In a news release, the Treasury said it had designated Sultan Zabin, head of the Sanaa criminal investigation department; Abdul Hakim al-Khaiwani, deputy minister of the interior; Abdul Rahab Jarfan, former head of the national security bureau, as well as Houthi members Motlaq Amer al-Marrani and Qader al-Shami.
The sanctions were lodged in light of "serious human rights abuse", the department said.
"As we recognize International Human Rights Day, the United States stands with innocent civilians around the globe who have been victims of violence and oppression," Deputy Secretary Justin Muzinich said in a statement.
The Treasury said that the Houthi group has targeted, illegally arrested and mistreated women, activists, journalists, aid workers, political opponents and members of the Bahai faith community.
The sanctions announcement comes days after the Trump administration blacklisted Iran's envoy to the Houthis, Hasan Irlu, who the administration labelled as an official of Iran’s elite Quds Force, the overseas arm of Iran’s Islamic Revolutionary Guard Corps.
"The appointment of an IRGC-QF official as an envoy to the Houthi rebels in Yemen demonstrates the Iranian regime’s indifference to resolving the conflict, which has led to the widespread suffering of millions of Yemenis," said US Treasury Secretary Steven Mnuchin in a statement posted on the Treasury's website.
The Trump administration has been working overtime on its "maximum pressure" campaign on Iran in an attempt to make it even more difficult for President-elect Joe Biden to return to the Iran nuclear deal.
The numerous sanctions on Iranian officials and entities make it increasingly difficult to undo them once Biden comes into office.

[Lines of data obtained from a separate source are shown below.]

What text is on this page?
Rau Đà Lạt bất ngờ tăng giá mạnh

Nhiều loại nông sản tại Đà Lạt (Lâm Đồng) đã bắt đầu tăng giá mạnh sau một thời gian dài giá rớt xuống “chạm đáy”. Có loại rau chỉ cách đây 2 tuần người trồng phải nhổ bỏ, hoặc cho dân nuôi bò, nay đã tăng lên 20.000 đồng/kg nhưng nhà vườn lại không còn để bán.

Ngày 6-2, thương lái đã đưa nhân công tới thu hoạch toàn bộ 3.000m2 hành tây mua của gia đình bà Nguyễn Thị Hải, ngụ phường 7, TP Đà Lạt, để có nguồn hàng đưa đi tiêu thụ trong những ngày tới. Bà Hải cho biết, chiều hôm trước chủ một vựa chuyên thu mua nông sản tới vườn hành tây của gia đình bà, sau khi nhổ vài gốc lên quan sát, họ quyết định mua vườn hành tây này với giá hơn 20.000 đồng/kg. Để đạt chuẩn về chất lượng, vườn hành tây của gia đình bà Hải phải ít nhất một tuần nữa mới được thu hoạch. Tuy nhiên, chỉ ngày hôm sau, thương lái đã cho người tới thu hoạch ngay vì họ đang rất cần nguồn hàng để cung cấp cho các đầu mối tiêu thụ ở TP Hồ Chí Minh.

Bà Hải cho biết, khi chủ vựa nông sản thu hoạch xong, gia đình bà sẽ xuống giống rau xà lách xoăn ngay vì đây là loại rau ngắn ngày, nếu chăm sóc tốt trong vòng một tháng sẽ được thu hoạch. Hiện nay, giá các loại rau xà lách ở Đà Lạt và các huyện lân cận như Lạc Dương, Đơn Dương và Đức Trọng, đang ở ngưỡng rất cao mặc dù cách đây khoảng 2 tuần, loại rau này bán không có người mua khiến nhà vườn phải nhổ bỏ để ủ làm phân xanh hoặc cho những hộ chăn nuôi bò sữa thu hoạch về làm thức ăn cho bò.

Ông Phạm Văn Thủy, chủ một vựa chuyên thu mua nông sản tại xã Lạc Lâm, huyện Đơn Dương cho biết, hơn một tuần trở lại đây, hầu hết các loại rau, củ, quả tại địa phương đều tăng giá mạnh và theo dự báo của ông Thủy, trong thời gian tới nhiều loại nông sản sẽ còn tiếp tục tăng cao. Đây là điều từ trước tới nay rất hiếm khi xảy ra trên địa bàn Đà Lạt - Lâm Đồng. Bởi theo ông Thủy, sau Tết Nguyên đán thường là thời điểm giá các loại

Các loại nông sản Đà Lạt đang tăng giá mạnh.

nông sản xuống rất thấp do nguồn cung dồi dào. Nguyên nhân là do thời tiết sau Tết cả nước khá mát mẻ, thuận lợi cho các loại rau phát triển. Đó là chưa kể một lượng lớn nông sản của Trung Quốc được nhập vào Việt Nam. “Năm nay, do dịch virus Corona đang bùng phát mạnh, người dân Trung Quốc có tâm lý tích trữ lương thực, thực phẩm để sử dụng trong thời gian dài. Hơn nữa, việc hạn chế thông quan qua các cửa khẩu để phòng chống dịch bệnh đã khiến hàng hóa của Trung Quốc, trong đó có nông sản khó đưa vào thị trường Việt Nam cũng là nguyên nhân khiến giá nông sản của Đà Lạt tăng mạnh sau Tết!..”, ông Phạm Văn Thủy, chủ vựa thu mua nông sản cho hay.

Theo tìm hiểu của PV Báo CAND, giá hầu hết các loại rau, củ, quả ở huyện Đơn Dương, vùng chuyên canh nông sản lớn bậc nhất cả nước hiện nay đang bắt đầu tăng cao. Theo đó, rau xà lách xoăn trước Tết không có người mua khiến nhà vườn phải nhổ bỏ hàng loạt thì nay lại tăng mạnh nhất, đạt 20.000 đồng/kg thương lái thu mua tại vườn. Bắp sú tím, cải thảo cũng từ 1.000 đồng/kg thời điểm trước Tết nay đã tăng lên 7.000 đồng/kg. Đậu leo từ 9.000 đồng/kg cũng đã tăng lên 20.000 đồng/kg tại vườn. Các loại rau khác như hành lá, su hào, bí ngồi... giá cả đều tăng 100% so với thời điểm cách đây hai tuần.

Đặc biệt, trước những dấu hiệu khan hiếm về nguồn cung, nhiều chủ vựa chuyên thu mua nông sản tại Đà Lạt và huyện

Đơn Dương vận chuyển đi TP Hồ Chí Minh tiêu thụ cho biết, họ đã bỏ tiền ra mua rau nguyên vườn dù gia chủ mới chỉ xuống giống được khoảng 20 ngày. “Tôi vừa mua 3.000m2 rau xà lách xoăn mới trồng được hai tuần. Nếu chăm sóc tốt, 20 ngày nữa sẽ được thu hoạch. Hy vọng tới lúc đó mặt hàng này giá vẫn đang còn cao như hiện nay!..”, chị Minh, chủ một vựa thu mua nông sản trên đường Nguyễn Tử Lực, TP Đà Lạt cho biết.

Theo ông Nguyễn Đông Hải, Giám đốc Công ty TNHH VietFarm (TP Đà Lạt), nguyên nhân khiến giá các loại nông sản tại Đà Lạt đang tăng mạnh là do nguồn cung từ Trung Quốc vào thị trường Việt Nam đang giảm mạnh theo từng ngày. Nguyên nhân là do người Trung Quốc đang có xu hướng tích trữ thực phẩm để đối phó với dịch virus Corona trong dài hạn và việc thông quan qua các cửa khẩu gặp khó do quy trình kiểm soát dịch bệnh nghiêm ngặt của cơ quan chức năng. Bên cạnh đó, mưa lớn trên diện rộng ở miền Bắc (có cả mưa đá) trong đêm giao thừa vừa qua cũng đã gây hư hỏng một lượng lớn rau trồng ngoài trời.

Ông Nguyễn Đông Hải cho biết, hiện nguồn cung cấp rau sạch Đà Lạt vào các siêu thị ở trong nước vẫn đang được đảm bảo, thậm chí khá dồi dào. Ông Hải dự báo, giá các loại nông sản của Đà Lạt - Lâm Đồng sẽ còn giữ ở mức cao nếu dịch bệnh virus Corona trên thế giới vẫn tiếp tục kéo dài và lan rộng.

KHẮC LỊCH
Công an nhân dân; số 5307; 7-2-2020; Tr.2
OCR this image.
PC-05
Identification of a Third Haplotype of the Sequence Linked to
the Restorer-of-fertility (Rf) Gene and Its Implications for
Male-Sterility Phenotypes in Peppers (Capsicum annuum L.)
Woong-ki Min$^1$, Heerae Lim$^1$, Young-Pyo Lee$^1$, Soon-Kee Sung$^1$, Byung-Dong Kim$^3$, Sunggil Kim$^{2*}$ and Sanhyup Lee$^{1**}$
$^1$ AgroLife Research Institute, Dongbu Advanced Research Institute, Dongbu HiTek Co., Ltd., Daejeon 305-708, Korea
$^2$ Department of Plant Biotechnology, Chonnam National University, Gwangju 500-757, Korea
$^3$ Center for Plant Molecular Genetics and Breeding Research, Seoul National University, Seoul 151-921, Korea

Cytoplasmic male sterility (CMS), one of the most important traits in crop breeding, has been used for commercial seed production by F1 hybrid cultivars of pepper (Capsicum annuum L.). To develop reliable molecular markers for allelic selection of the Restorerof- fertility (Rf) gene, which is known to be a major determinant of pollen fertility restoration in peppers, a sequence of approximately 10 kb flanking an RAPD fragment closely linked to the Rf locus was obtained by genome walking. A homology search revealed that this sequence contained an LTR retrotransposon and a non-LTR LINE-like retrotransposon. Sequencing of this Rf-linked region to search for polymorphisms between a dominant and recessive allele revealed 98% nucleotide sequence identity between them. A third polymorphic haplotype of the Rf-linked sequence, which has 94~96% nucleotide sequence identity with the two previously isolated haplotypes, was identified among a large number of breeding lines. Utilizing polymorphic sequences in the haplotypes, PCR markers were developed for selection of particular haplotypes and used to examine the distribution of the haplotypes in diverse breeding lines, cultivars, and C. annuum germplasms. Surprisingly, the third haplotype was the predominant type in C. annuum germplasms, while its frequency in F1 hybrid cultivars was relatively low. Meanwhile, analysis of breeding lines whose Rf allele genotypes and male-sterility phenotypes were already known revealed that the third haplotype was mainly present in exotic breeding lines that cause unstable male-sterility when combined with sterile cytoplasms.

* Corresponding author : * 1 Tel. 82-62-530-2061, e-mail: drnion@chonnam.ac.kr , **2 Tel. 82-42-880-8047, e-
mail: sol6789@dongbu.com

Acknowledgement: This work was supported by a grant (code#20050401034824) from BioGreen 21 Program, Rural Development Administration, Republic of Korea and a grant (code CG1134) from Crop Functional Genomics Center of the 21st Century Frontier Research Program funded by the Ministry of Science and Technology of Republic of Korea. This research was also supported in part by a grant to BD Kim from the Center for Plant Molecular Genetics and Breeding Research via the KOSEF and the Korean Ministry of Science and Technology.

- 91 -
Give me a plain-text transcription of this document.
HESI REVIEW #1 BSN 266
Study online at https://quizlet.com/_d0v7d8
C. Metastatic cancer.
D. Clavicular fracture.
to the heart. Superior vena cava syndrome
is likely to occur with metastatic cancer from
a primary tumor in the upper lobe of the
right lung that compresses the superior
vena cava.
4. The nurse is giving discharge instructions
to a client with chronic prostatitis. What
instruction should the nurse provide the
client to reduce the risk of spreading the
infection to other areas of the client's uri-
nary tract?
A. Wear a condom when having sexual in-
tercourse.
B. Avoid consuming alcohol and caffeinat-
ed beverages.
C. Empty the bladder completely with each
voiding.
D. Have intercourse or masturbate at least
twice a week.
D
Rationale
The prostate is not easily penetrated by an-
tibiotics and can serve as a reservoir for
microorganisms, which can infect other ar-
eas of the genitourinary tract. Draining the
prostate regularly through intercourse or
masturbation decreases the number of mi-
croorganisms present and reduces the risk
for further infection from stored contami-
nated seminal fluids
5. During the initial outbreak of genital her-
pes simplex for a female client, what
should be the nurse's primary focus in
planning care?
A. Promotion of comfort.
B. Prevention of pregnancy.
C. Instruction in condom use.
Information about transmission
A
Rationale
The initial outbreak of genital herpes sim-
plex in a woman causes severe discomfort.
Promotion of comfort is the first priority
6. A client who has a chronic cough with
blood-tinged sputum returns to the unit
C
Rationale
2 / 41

The Trump administration is also working to extend the pressure campaign against the Houthis in Yemen, a group Washington says is being supported by Iran - a claim Tehran denies.
The administration has also been considering designating the Houthi group as a foreign terrorist organisation, a move that would have a disastrous impact on humanitarian access to the country, which the UN has described as the world's worst humanitarian crisis.
The group controls the capital Sanaa as well as the port of Hodeidah, and humanitarian groups have no choice but to work through the Houthis in order to deliver aid to areas where about 70 percent of Yemeni civilians reside.